Your best ETF options
Health care is a broad, deep industry whose components range from giant pharmaceutical companies such as Merck to small innovators like Cytokinetics, which is developing therapies for diseases that affect muscle function. You can capture that range of businesses through a single broad-based portfolio like Vanguard Health Care ETF ( VHT) .
This low-cost index fund, which charges a mere 0.09% of assets annually, has beaten a majority of its peers over the past one, three, and five years. In addition to its large stake in big drugmakers—investments in Johnson & Johnson, Pfizer, and Merck make up nearly a quarter of the fund—Vanguard Health Care holds about 22% of its assets in biotech stocks, the fastest-growing part of the sector.
Despite many ups and downs, biotech is entering an exciting phase. This group of health care stocks is finally beginning to take advantage of the mapping of the human genome. Personalized medicine—matching medicine with your genetic set—is now a reality. Illumina, one company in the Vanguard ETF, can now sequence a human genome for $1,000. The Human Genome Project cost $10 billion.
If you have a greater appetite for risk taking—along with an extremely long time horizon to recover from prolonged bouts of volatility—consider a fund that focuses mostly on biotechs such as SPDR S&P Biotech ETF ( XBI).

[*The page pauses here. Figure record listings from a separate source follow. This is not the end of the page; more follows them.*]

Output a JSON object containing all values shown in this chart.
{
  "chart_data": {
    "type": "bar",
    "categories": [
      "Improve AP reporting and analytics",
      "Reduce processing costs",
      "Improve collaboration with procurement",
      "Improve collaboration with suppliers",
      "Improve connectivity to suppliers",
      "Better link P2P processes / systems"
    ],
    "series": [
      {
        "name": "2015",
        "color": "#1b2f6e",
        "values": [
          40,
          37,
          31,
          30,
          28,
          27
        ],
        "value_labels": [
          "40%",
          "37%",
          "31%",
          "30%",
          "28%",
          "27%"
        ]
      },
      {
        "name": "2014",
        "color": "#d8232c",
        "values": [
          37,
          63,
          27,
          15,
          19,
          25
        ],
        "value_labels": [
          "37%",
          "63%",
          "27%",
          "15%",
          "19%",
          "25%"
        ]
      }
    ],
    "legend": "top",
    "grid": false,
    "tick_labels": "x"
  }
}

In addition to promising but profitless startups, SPDR S&P Biotech will give you a dose of several big companies like Gilead Sciences, which has a market value of $100 billion thanks to its treatments for HIV and hepatitis C. Fees: a modest 0.35% a year.
4. Low-Cost Funds Drive Higher Returns
“It’s a theme that could thrive and thrive and thrive,” says Jim Lowell, editor of the Fidelity Investor newsletter, of the continuing focus on low fund costs. And it’s one that’s catching on: Investors yanked a net $193.4 billion from actively managed mutual funds in 2016 through October, while plowing $186.9 billion into low-cost index funds.
The mathematics of low-cost investing is simple: The less you pay your fund company, the more you keep for yourself. Consider $10,000 invested in two different funds that each earn a gross market return of 7%. Investment A takes 0.5% in expenses, while Investment B takes 1.5%. After 30 years, Investment A will be worth $66,100. Investment B? $49,800—more than $16,000 less.
And it’s not just index funds, or even low-cost actively managed funds, that will keep gaining investors’ attention. “My sense is the investment advisory business is seeing some real price competition,” Lowell says.
Low costs will become even more important if coming years see returns from stocks and bonds that are below the long-term averages, as Vanguard’s Fran Kinniry and other pros expect.
Your best ETF options
If you’re a broadly diversified investor, you’ve got plenty of low-cost options, including those on our MONEY 50 recommended list of funds and ETFs.
While Vanguard is synonymous with low-cost indexing, you can find many cheaper exchange-traded funds these days from iShares and Schwab. Consider the lowest-cost ETFs on the market: Schwab U.S. Broad Market ETF (SCHB), with an expense ratio of just 0.03%; Schwab U.S. Aggregate Bond ETF ( SCHZ) , charging 0.04%; and iShares Core S&P 500 ETF ( IVV) , which costs a mere 0.04% a year. These funds will give you broad exposure at a minor cost.